FIVE international real estate agencies have been vandalised in a coordinated overnight attack in Mallorca.
Vandals smashed windows, sabotaged door locks, and daubed walls with aggressive graffiti in the inland town of Santa Maria del Cami.
The Policia Local confirmed that the coordinated strikes took place at around 2.30am.
Two young men were spotted carrying out the sabotage before fleeing the scene in a getaway car.

The properties were left defaced with spray-painted slogans reading ‘Guilty!’ and ‘Guiris out!’ across the glass.
German multinational Engel and Volkers suffered the worst damage during the night.
Attacking youths smashed a front window and defaced the company facade, which forms part of a protected cultural heritage site.
The office is located inside the historic Convent dels Minims, an officially registered asset of cultural interest.

Nearby agency Olive Island Properties also came under fire during the blitz.
Vandals covered the windows of the firm in thick paint and blocked the front door lock.
Other firms targeted included The Agency Mallorca, Imperial Properties and Christie’s.
The Guardia Civil has now taken over the criminal investigation to track down the culprits.

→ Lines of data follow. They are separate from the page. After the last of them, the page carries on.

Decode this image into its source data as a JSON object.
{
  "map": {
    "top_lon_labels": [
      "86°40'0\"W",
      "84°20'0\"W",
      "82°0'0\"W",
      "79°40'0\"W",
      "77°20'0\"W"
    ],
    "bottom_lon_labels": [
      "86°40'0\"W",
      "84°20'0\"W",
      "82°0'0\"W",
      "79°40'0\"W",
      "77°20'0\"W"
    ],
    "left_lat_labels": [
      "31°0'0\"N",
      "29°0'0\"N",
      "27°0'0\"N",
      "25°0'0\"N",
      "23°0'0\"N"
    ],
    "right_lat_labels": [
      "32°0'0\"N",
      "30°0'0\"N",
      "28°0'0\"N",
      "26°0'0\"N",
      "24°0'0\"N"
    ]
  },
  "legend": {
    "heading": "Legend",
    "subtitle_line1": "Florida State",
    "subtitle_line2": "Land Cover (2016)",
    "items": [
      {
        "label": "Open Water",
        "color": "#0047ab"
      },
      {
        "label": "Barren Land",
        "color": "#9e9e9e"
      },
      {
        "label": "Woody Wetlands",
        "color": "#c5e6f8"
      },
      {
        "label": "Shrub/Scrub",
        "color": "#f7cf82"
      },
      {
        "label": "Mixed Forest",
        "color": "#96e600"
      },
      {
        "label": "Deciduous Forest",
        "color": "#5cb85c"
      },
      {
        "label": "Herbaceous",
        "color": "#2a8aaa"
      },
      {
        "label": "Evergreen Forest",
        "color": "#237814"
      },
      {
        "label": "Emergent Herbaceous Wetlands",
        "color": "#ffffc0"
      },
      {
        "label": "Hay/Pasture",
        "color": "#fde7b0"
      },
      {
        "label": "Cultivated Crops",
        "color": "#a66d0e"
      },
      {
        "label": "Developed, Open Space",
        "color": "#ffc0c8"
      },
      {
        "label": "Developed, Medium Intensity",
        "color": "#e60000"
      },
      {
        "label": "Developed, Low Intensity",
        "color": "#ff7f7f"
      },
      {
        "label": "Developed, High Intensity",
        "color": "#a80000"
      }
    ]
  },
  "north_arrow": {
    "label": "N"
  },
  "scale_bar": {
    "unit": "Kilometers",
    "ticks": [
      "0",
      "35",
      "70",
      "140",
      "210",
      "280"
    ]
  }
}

The local town hall issued a statement condemning the acts, which come amid boiling tensions over the housing crisis in the Balearics.
Activists across the islands regularly blame international estate agents for pricing locals out of the market as property values skyrocket.
But the Balearic National and International Real Estate Association, ABINI, has issued a fierce pushback against the targeting of foreign firms.
A spokesperson for the group branded the overnight sabotage as ‘cowardly and unjustifiable’ actions that target the wrong people.
“These attacks falsely accuse the real estate sector of being responsible for the residential emergency being experienced in the Balearics,” the association said.

The group insisted that ‘real estate agencies are not the problem, but part of the solution’ to the ongoing island property crunch.
ABINI warned it would not tolerate the ‘criminalisation of hundreds of small business owners and workers’ who are simply doing their jobs honestly.
The group has consistently shift the blame for the regional housing shortage elsewhere.
Bosses argue that local authorities should focus on cutting through the regulatory labyrinth and building more public housing rather than blaming international investments.